# Smoked martini ?



## coyote (May 22, 2008)

could not let beer be the only beverage of choice for smoking.

so, in a small stainless steel bowl put several ice cubes throw in yer olives even the tooth picks..set in smoker on top of cooking grid. let the smoke kiss the cubes and the heat melt them. after 30 minutes to an hour bring out and cool down in ice chest..and prepare to make a 4 cuber. into martini glass, 4 ice cubes,shot of gin.(bombay) some smoked melted ice cubes, gently move glass around to merry up the gin with the other, just get it a little dizzy.then the smoked tooth picks stick those moist green stuffed olives on them and plop them into the glass. easy to replicate. cheers..


----------



## invader q (May 22, 2008)

I love a good martini, and I love smoked food.  Not sure I can bring myself to smoke my martini though.  

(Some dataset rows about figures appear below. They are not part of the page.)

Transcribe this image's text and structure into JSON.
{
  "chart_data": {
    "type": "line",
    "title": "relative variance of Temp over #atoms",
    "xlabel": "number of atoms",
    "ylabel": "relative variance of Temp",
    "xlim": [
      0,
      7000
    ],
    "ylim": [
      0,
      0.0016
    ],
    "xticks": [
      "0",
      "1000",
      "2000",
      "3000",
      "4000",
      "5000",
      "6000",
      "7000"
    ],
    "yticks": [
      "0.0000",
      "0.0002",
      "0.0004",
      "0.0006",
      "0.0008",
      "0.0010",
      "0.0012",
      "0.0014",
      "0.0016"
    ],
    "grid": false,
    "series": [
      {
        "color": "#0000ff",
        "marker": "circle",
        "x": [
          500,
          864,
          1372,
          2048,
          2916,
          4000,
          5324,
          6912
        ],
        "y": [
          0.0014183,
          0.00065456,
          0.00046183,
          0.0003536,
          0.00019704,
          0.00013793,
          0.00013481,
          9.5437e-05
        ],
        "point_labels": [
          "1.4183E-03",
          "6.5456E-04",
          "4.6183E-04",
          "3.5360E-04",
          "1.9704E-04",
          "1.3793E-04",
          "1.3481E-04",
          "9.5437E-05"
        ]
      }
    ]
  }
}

I've got a bottle of Hendrick's and a bottle of Magellan.  The Magellan is really interesting.  Smooth, and during the final (4th) distilation, they use blue iris petals to tint the stuff blue.  Makes for a fun looking drink.   

Cheers


----------



## coyote (May 23, 2008)

Invader,

If I remember you are 1 in 100 for the hendricks. I have a bottle at the shack..made three 4 cubers and have never warmed up to it.if you are ever in the area, i will make you one out of it. Magellan, I will keep an eye out for it. beleive I have seen it, but not tried it. Citadel is great also. 
smoked juniper is great..cheers


----------



## coyote (May 29, 2008)

I stand corrected on the 1 in a 100..it is 1 in a 1000 for enjoying the taste of hendricks. made out of cucumbers..I was rooting around in the adult beverage section of the shack last night and found the ole hendricks bottle. updated myself on her..


----------